Writer's picture: zenababid-23020417zenababid-23020417

The lack of educational institutions and the ongoing conflict in Balochistan and KPK push the youth of these regions to move to gain access to education. This desire for social mobility and the ambition to seek higher education brings the youth from the conflict areas to educational institutes outside their region.

Although they move for better prospects and to gain access to better resources, they still face extreme harassment, racial profiling, and even go missing. This has led to multiple sit-ins and protests by the Baloch and Pakhtoon students. They have a growing resentment among themselves as they are the ones that have had to pay the price for the state’s creation as they have been displaced from their homes and paid with their lives.

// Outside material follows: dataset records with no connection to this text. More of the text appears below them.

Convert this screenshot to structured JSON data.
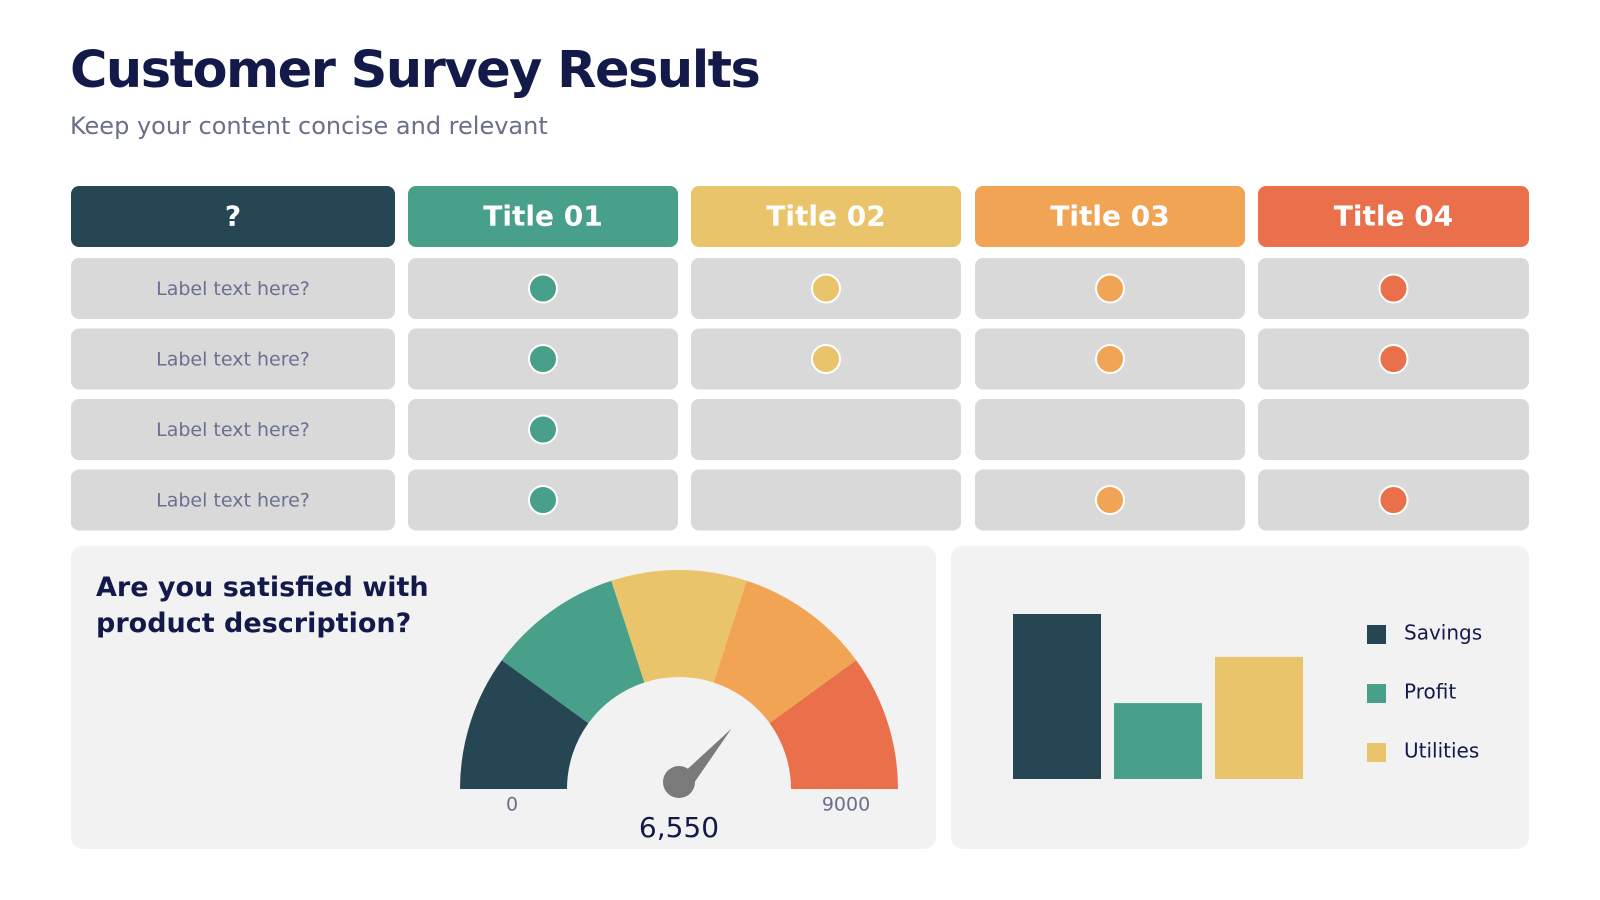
{
  "header": {
    "title": "Customer Survey Results",
    "subtitle": "Keep your content concise and relevant"
  },
  "table": {
    "corner": "?",
    "columns": [
      {
        "title": "Title 01",
        "color": "#48a08a"
      },
      {
        "title": "Title 02",
        "color": "#e9c46a"
      },
      {
        "title": "Title 03",
        "color": "#f2a455"
      },
      {
        "title": "Title 04",
        "color": "#e9704a"
      }
    ],
    "rows": [
      {
        "label": "Label text here?",
        "marks": [
          true,
          true,
          true,
          true
        ]
      },
      {
        "label": "Label text here?",
        "marks": [
          true,
          true,
          true,
          true
        ]
      },
      {
        "label": "Label text here?",
        "marks": [
          true,
          false,
          false,
          false
        ]
      },
      {
        "label": "Label text here?",
        "marks": [
          true,
          false,
          true,
          true
        ]
      }
    ]
  },
  "chart_data": [
    {
      "type": "gauge",
      "title": "Are you satisfied with product description?",
      "ylim": [
        0,
        9000
      ],
      "yticks": [
        0,
        9000
      ],
      "values": [
        6550
      ],
      "value_labels": [
        "6,550"
      ],
      "colors": [
        "#264653",
        "#48a08a",
        "#e9c46a",
        "#f2a455",
        "#e9704a"
      ],
      "needle_color": "#7a7a7a"
    },
    {
      "type": "bar",
      "ylim": [
        0,
        100
      ],
      "series": [
        {
          "name": "Savings",
          "color": "#264653",
          "values": [
            100
          ]
        },
        {
          "name": "Profit",
          "color": "#48a08a",
          "values": [
            46
          ]
        },
        {
          "name": "Utilities",
          "color": "#e9c46a",
          "values": [
            74
          ]
        }
      ]
    }
  ]
}
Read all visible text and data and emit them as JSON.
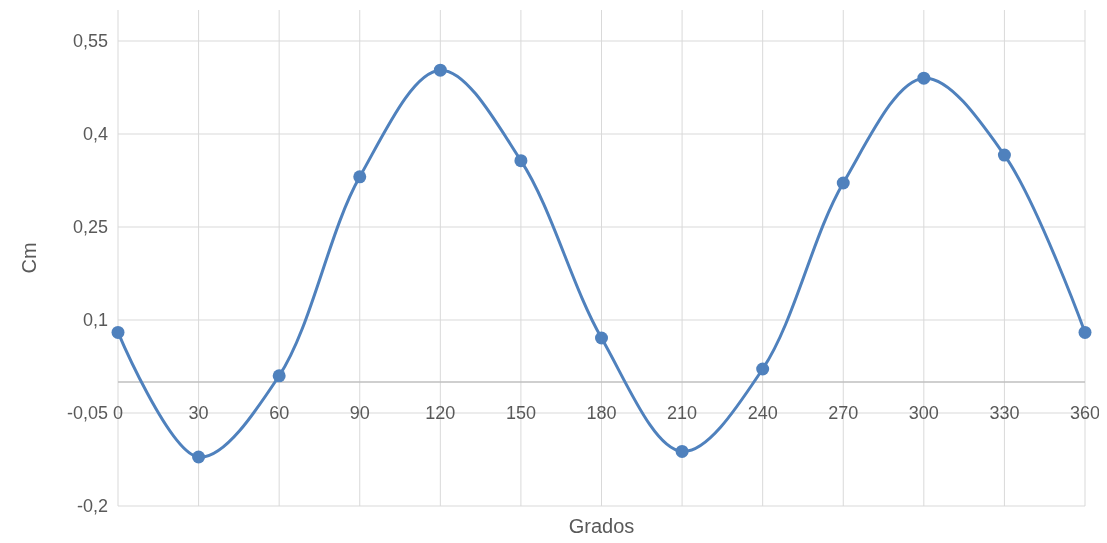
{
  "chart_data": {
    "type": "line",
    "xlabel": "Grados",
    "ylabel": "Cm",
    "x": [
      0,
      30,
      60,
      90,
      120,
      150,
      180,
      210,
      240,
      270,
      300,
      330,
      360
    ],
    "series": [
      {
        "color": "#4f81bd",
        "values": [
          0.08,
          -0.121,
          0.01,
          0.331,
          0.503,
          0.357,
          0.071,
          -0.112,
          0.021,
          0.321,
          0.49,
          0.366,
          0.08
        ]
      }
    ],
    "xlim": [
      0,
      360
    ],
    "xticks": [
      0,
      30,
      60,
      90,
      120,
      150,
      180,
      210,
      240,
      270,
      300,
      330,
      360
    ],
    "ylim": [
      -0.2,
      0.6
    ],
    "yticks": [
      {
        "value": -0.2,
        "label": "-0,2"
      },
      {
        "value": -0.05,
        "label": "-0,05"
      },
      {
        "value": 0.1,
        "label": "0,1"
      },
      {
        "value": 0.25,
        "label": "0,25"
      },
      {
        "value": 0.4,
        "label": "0,4"
      },
      {
        "value": 0.55,
        "label": "0,55"
      }
    ],
    "grid": true,
    "marker": "circle",
    "line_style": "solid"
  }
}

The students from Quaid-e-Azam University in Islamabad filed a petition against the harassment and the enforced disappearance of Baloch students in the Islamabad High Court. The students from the Baloch Students Council (BSC) said that a fellow student Bebgar Imdad was picked up from his hostel at Punjab University on the morning of April 27. Another Baloch student Hafeez Baloch was also picked up from his hometown in Khuzdar in February and was detained without an FIR for weeks and later charged with terrorism. Baloch students claim that this racial profiling has been going on for a long time. The Islamabad High Court ordered the President to meet with the students to hear their grievances and called for a commission to be formed to look into the case and ensure the safety of Baloch students on campus.

Looking at this from the perspective of class and ethnic privilege makes you realize your positionality in a country like Pakistan. As a Punjabi studying in a private university, conflict and racial profiling are almost unimaginable. These incidents make one feel that there are indeed different Pakistans.